Liberation

A while ago my career took a new direction. Before this I was a pretty dedicated code-monkey, deeply embroiled in the world of .NET and it’s associated technologies and culture. When Mono came along, I thought “great, I can finally contribute to Open Source using my C# & .NET skills” and for a while I spent a lot of time working in and with Mono. I also spent a fair amount of time defending both Mono itself and my choice to use it.

It’s been a while since I changed jobs now, and I’m really getting back into the whole “geeking for pleasure” bit. Along the way I came up with an idea for an application that would help out on of my fellow LUGgers and my first thought was to write it in Mono. Then I remembered that Jono had written something similar using Python & PyGTK (something I’ve tinkered with before) so I had a look at his code, played with it for a bit, discarded pretty much all of it and started again. Normally I would most likely have re-implemented in Mono, yet this time – because I’ve not done any serious coding in C# for approximately six months now – I decided to stay with Python and found it:

  1. A refreshing change from Mono – everything I needed already installed in Ubuntu 5.10 or was just an apt-get away. No compiling from source to get the current version
  2. A nice little language and environment to work in/with

I’ve never been that big a fan of Python, but I’ve got to admit that combined with Glade it really is powerful for quickly creating apps that have little or no dependencies (if you’re using a good distro). Sure if you’re a die-hard IDE person you’re going to struggle as it requires you to know more about the language and libraries you’re working with, but I fail to see how that is “A Bad Thing™”.

Choice

Now this post isn’t just a retraction of my previous comments about Python – it relates to all langauges and frameworks. My on-and-off affair with Ruby on Rails is now back on again, and I find that – again due to taking a step back from .NET’isms – the things I disliked before aren’t really that bad. I’ve even bought the book so that I can better understand it.
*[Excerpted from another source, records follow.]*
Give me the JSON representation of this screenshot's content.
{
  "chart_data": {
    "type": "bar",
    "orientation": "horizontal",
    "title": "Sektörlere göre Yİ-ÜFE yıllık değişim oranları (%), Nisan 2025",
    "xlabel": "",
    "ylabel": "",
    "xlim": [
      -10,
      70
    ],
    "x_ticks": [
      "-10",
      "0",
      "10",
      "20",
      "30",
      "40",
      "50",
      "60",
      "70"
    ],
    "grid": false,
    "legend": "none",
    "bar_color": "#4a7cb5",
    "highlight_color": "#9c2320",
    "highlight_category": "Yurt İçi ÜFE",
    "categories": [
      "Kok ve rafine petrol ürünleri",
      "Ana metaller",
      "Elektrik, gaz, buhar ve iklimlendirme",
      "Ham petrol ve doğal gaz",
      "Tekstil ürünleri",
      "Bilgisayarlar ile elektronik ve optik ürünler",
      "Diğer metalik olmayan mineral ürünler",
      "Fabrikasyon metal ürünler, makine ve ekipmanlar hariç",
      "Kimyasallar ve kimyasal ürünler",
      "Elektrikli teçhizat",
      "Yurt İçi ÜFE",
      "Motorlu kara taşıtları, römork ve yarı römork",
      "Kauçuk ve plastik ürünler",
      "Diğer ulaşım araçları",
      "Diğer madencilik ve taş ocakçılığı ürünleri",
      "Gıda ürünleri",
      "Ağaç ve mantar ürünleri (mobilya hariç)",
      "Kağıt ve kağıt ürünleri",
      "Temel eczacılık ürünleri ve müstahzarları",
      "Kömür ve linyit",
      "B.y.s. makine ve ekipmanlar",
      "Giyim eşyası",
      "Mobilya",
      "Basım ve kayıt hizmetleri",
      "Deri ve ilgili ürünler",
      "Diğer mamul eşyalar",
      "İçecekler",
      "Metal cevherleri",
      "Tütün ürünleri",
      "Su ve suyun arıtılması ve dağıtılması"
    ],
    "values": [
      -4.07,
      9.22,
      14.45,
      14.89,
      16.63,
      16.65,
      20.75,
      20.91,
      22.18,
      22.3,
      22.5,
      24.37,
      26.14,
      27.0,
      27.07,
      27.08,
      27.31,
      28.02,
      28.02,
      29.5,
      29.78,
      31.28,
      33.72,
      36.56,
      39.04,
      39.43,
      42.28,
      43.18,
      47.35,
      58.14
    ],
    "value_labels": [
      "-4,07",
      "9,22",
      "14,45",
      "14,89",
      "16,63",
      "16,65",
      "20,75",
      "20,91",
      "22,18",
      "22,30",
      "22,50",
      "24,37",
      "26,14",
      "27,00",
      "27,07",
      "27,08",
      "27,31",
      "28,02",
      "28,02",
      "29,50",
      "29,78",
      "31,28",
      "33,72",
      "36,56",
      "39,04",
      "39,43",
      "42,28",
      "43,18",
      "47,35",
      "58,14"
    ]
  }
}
So having taken a step back from commercial development practices has allowed me to re-evaluate the Free alternatives, and I’ve found them far from lacking. I’m not going to do a complete U-turn and take Aq’s attitude of “why waste time creating a new language/framework” as I think the achievement of Mono is not an insignificant thing. However now that I no longer rely so heavily on the technologies that drove the creation of Mono, I do understand his viewpoint though.